Today, the period before the outbreak of the First World War is often regarded as idyllic: the time before the fall, the good old days, a belle époque celebrated in lavishly decorated films, a beautiful, intact society about to be shattered by the forces driving it inexorably towards disaster. After 1918, according to this reading of events, the phoenix of modernity arose from the ashes of the old world.
To most people who lived around 1900 this nostalgic view with its emphasis on solidity and grace would have come as a surprise. Their experience of this period was as yet unembellished by reminiscence. It was more raw, and marked by fascinations and fears much closer to our own time. Then as now, rapid changes in technology, globalization, communication technologies and changes in the social fabric dominated conversations and newspaper articles; then as now, cultures of mass consumption stamped their mark on the time; then as now, the feeling of living in an accelerating world, of speeding into the unknown, was overwhelming. This is why Lartigue’s photo is so fitting as an emblem for its time. A boy in love with fast cars and velocity, his preoccupations mirrored those of a time during which racing drivers were popular heroes, new speed records were established and broken every week, and mass production, here in the shape of hand-held cameras, was changing everybody’s lives.
Velocity
can be frightening as well as deeply exhilarating, and it is this fear and rejection of change that also echoes across the century.

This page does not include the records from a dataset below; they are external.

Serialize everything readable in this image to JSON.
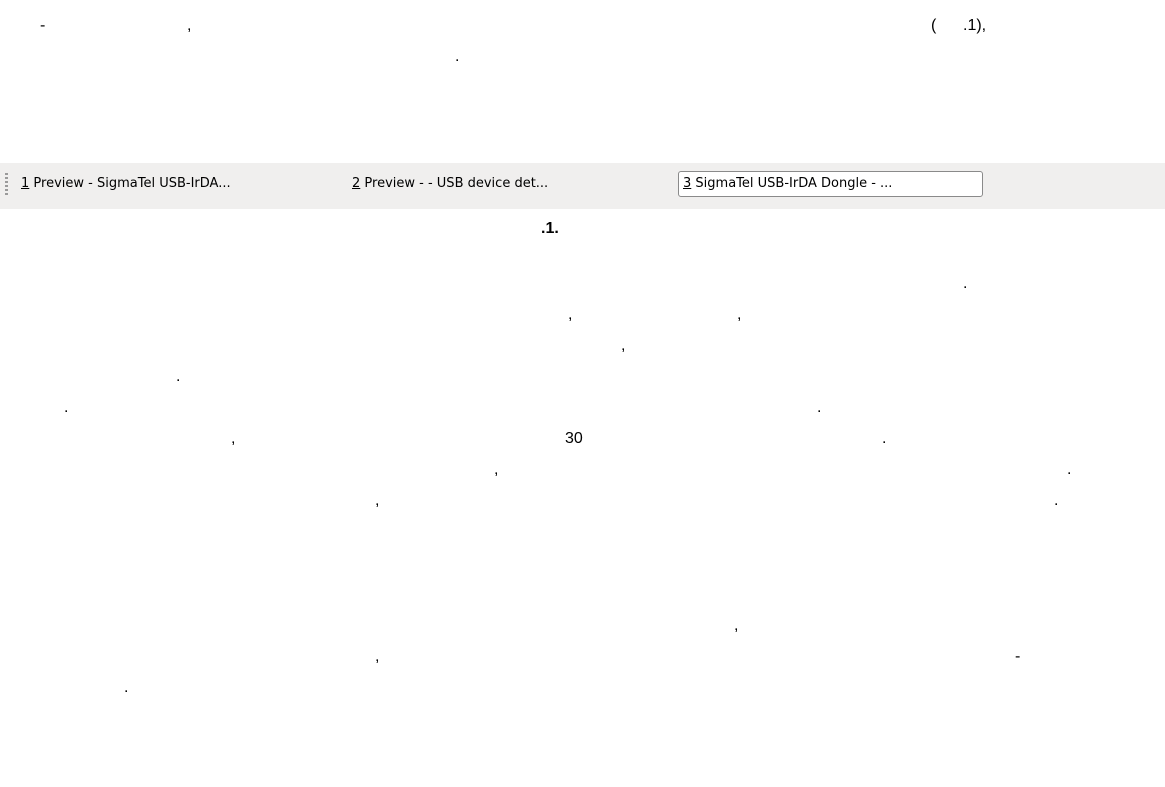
{
  "paragraph_1": {
    "dash": "-",
    "comma": ",",
    "paren_ref": "(      .1),",
    "period": "."
  },
  "taskbar": {
    "items": [
      {
        "accel": "1",
        "label": " Preview - SigmaTel USB-IrDA...",
        "active": false
      },
      {
        "accel": "2",
        "label": " Preview -  - USB device det...",
        "active": false
      },
      {
        "accel": "3",
        "label": " SigmaTel USB-IrDA Dongle - ...",
        "active": true
      }
    ]
  },
  "figure_caption": ".1.",
  "paragraph_2": {
    "p1": ".",
    "c1": ",",
    "c2": ",",
    "c3": ",",
    "p2": ".",
    "p3": ".",
    "p4": ".",
    "c4": ",",
    "number": "30",
    "p5": ".",
    "c5": ",",
    "p6": ".",
    "c6": ",",
    "p7": "."
  },
  "paragraph_3": {
    "c1": ",",
    "c2": ",",
    "dash": "-",
    "period": "."
  }
}
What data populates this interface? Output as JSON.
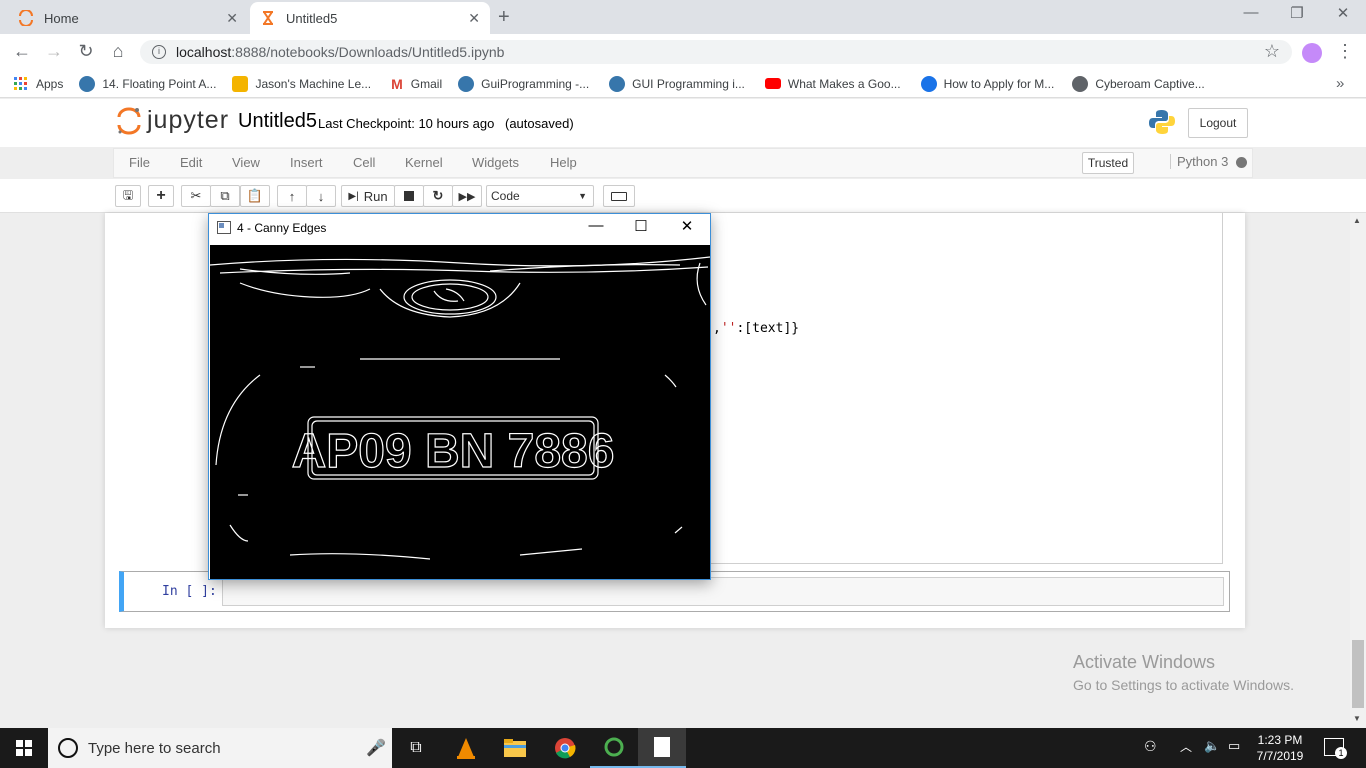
{
  "browser": {
    "tabs": [
      {
        "title": "Home",
        "close": "✕"
      },
      {
        "title": "Untitled5",
        "close": "✕"
      }
    ],
    "new_tab": "+",
    "window_controls": {
      "minimize": "—",
      "restore": "❐",
      "close": "✕"
    },
    "url_host": "localhost",
    "url_path": ":8888/notebooks/Downloads/Untitled5.ipynb",
    "bookmarks": [
      {
        "label": "Apps",
        "color": "#4285f4"
      },
      {
        "label": "14. Floating Point A...",
        "color": "#3776ab"
      },
      {
        "label": "Jason's Machine Le...",
        "color": "#f4b400"
      },
      {
        "label": "Gmail",
        "color": "#db4437"
      },
      {
        "label": "GuiProgramming -...",
        "color": "#3776ab"
      },
      {
        "label": "GUI Programming i...",
        "color": "#3776ab"
      },
      {
        "label": "What Makes a Goo...",
        "color": "#ff0000"
      },
      {
        "label": "How to Apply for M...",
        "color": "#1a73e8"
      },
      {
        "label": "Cyberoam Captive...",
        "color": "#5f6368"
      }
    ],
    "bookmarks_more": "»"
  },
  "jupyter": {
    "logo_text": "jupyter",
    "notebook_name": "Untitled5",
    "checkpoint": "Last Checkpoint: 10 hours ago",
    "autosaved": "(autosaved)",
    "logout": "Logout",
    "menu": [
      "File",
      "Edit",
      "View",
      "Insert",
      "Cell",
      "Kernel",
      "Widgets",
      "Help"
    ],
    "trusted": "Trusted",
    "kernel_name": "Python 3",
    "run_label": "Run",
    "cell_type": "Code",
    "output_text_pre": ",",
    "output_text_str": "''",
    "output_text_post": ":[text]}",
    "prompt": "In [ ]:"
  },
  "popup": {
    "title": "4 - Canny Edges",
    "plate_text": "AP09 BN 7886"
  },
  "watermark": {
    "line1": "Activate Windows",
    "line2": "Go to Settings to activate Windows."
  },
  "taskbar": {
    "search_placeholder": "Type here to search",
    "time": "1:23 PM",
    "date": "7/7/2019",
    "notification_count": "1"
  }
}
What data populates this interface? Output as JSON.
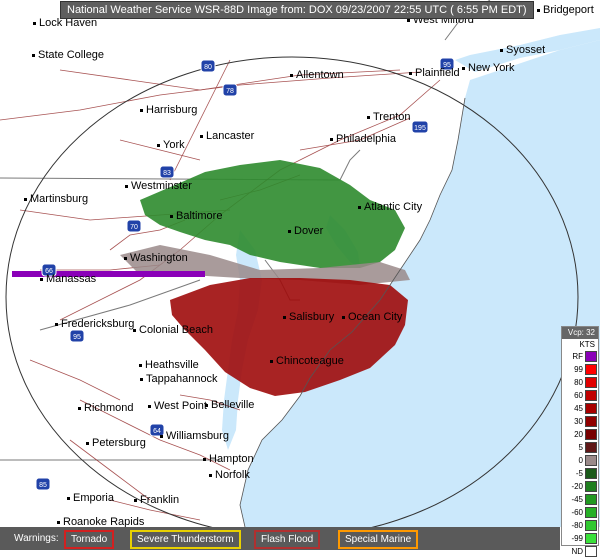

In 1900 the most profound change of all was that in the relationship between men and women, and many indications point towards a deep anxiety on the part of men whose position seemed no longer secure. For the first time in European history women were being educated en masse, earning their own money, demanding the vote and, crucially, suggesting that in an industrial age physical strength and martial virtues were becoming useless. Men reacted with an aggressive restatement of the old values; never before had so many uniforms been seen on the street or so many duels fought, never before had there been so many classified advertisements for treatments allegedly curing ‘male maladies’ and ‘weak nerves’; and never before had so many men complained of exhaustion and nervousness, and found themselves admitted to sanatoriums and even mental hospitals.
Today, identities are questioned in different ways and anxieties are articulated differently, but they still emerge along sexual lines, often as questioned manliness. Resentment at a perceived emasculation by the former colonial powers or the ‘arrogant West’ have led young Muslim men to assert themselves by taking up arms or becoming suicide bombers - another echo of that earlier time, when anarchist terrorists were blowing themselves up by the dozen in attacks on members of the Russian government.
Around 1900, men worrying about not being manly enough found evidence for their deficiency in the decline of fertility in Europe, particularly among the middle classes, while according to the polemicists of the day, the ‘lower’ classes and the peoples in the colonies were rapidly outbreeding ‘civilized’ whites. We hear echoes of this debate today in the hysterical polemics about birth rates among Muslim immigrants to Europe, much-debated forecasts about the growth of the world’s population, and the decline of numbers in Europe and the USA, not to mention biological research indicating the decline of fertility among Western men.